Kindergeld: Zeitpunkt des Beginns und der Beendigung des Hochschulstudiums; Übergangszeit

Nach den gesetzlichen Vorgaben besteht Anspruch auf Kindergeld für ein Kind, das das 18. Lebensjahr, aber noch nicht das 25. Lebensjahr vollendet hat, u.a. dann, wenn es entweder

  • für einen Beruf ausgebildet wird oder
  • sich in einer Übergangszeit von höchstens vier Monaten befindet, die zwischen zwei Ausbildungsabschnitten liegt.

Das Kindergeld wird vom Beginn des Monats gezahlt, in dem die Anspruchsvoraussetzungen erfüllt sind, bis zum Ende des Monats, in dem die Anspruchsvoraussetzungen wegfallen. Im Hinblick auf ein Hochschulstudium stellt der BFH insoweit mit Urteil v. 7.7.2021 (Az. III R 40/19) folgende Grundsätze klar:

  • Eine Berufsausbildung in Form eines Hochschulstudiums beginnt nicht schon mit der Bewerbung für dieses Studium, wenn zu diesem Zeitpunkt noch keine Ausbildungsmaßnahmen durchgeführt werden.
  • Die Beendigung eines Hochschulstudiums setzt grundsätzlich voraus, dass das Kind die letzte nach der einschlägigen Prüfungsordnung erforderliche Prüfungsleistung erfolgreich erbracht hat und dass dem Kind sämtliche Prüfungsergebnisse bekannt gegeben worden sind.
  • Die Bekanntgabe erfordert regelmäßig, dass das Kind entweder eine schriftliche Bestätigung über den erfolgreichen Abschluss und die erzielten Abschlussnoten erhalten hat oder jedenfalls objektiv in der Lage war, eine solche schriftliche Bestätigung über ein Online-Portal der Hochschule erstellen zu können.

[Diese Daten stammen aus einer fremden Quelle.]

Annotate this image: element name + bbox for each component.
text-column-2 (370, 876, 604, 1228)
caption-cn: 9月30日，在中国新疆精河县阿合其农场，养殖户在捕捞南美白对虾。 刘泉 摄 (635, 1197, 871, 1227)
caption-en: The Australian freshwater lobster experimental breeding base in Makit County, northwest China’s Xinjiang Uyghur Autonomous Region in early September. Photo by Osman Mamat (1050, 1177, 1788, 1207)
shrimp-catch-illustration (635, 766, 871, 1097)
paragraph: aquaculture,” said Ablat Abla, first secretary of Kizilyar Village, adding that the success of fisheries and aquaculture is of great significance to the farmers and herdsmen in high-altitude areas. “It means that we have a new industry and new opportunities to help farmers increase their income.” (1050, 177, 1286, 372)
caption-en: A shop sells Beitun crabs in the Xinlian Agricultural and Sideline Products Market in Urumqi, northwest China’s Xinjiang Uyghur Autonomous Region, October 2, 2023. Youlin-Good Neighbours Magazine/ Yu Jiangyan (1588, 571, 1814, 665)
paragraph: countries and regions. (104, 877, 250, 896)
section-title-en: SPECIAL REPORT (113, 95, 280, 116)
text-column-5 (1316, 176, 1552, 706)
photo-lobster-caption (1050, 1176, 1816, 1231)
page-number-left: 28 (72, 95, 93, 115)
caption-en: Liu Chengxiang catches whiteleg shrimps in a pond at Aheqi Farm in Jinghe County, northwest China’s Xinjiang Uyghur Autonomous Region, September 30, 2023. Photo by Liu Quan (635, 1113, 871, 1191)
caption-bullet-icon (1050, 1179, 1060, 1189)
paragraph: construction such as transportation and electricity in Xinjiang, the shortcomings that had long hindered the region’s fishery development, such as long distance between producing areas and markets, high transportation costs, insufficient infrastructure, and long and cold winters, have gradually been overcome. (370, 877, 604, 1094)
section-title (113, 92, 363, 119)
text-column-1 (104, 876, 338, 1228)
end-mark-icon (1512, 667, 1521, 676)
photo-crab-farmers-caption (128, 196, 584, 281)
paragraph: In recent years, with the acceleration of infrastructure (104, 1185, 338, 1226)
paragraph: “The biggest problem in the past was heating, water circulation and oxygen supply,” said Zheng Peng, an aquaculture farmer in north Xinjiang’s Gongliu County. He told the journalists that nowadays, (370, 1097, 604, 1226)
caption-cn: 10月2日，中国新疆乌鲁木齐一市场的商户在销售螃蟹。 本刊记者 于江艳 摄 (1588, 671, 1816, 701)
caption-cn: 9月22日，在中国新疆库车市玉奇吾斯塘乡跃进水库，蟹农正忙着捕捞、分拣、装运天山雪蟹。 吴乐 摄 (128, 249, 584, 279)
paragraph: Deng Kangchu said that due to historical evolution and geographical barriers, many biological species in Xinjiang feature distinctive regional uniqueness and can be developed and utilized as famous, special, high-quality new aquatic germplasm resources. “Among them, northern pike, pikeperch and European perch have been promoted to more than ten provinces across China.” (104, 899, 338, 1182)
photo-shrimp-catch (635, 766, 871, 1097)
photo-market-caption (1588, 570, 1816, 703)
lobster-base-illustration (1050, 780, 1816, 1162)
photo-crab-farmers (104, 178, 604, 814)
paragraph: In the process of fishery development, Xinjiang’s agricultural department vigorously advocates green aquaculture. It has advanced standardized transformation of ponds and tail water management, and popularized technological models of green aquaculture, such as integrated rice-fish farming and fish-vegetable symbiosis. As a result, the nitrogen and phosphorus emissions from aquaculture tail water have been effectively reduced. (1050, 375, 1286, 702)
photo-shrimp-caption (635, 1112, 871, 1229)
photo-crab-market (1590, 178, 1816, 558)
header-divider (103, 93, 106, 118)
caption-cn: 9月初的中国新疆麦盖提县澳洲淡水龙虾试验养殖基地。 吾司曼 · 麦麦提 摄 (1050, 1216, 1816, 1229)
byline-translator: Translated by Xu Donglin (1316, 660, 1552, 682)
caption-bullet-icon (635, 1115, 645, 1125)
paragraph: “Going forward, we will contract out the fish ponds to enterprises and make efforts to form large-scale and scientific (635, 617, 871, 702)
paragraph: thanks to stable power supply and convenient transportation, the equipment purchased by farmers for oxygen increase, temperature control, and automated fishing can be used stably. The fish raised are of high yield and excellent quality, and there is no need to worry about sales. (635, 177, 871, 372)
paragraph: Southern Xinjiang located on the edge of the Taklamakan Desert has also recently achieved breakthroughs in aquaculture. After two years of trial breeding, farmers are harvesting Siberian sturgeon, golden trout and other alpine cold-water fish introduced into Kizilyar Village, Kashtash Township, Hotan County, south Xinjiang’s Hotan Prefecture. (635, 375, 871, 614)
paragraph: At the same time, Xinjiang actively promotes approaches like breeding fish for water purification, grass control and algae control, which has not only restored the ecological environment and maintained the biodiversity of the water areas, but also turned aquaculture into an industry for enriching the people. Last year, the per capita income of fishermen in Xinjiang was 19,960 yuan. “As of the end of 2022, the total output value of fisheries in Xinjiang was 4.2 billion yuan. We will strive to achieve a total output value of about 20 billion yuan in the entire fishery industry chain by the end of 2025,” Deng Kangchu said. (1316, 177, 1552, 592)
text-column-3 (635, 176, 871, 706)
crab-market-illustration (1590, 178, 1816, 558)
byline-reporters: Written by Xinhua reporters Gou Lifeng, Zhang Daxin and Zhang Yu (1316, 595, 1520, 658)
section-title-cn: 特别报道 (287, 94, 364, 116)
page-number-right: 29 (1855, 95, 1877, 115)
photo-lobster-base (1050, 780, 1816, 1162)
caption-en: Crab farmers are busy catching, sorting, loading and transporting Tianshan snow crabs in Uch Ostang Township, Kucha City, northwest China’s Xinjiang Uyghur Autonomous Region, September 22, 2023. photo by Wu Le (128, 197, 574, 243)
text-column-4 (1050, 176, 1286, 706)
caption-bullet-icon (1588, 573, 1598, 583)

Entscheidend ist, welches Ereignis früher eingetreten ist.

Damit wird deutlich, dass das Ende des – insoweit einen Kindergeldanspruch begründenden – Hochschulstudiums nicht durch das Fortbestehen der formellen Immatrikulation an einer Hochschule bestimmt wird, weil etwa das Kind seinem gewählten Ausbildungsgang nicht ernsthaft und hinreichend nachgeht und nur „pro-forma“ immatrikuliert ist. Gleiches gilt, soweit ein Kind trotz erfolgter Immatrikulation noch einer Vollzeiterwerbstätigkeit nachgeht, aber noch nicht mit Ausbildungsmaßnahmen begonnen hat. Entsprechend beginnt ein Hochschulstudium noch nicht bereits mit der Bewerbung für dieses Studium. Bei erfolgreicher Bewerbung wird dann aber die Zeit bis zum Semesterbeginn und damit dem Beginn der eigentlichen Ausbildung als Wartezeit auf eine Berufsausbildung mangels Ausbildungsplatzes eingestuft, in der Kindergeld gewährt wird.

Im Urteilsfall endete der Masterstudiengang „Management“ im Oktober 2016. Anschließend studierte das Kind ab April 2017 in einem Bachelorstudiengang Politikwissenschaften. Die Zwischenzeit von November 2016 bis März 2017 umfasste fünf Kalendermonate und überschritt damit die Höchstgrenze von vier Monaten für eine anzuerkennende unschädliche Übergangszeit, in der das Kindergeld weitergewährt wird.

Handlungsempfehlung:

In der Praxis sollten die maßgeblichen Zeitpunkte sorgfältig dokumentiert werden. Dies gilt insbesondere für die Beendigung des Studiums.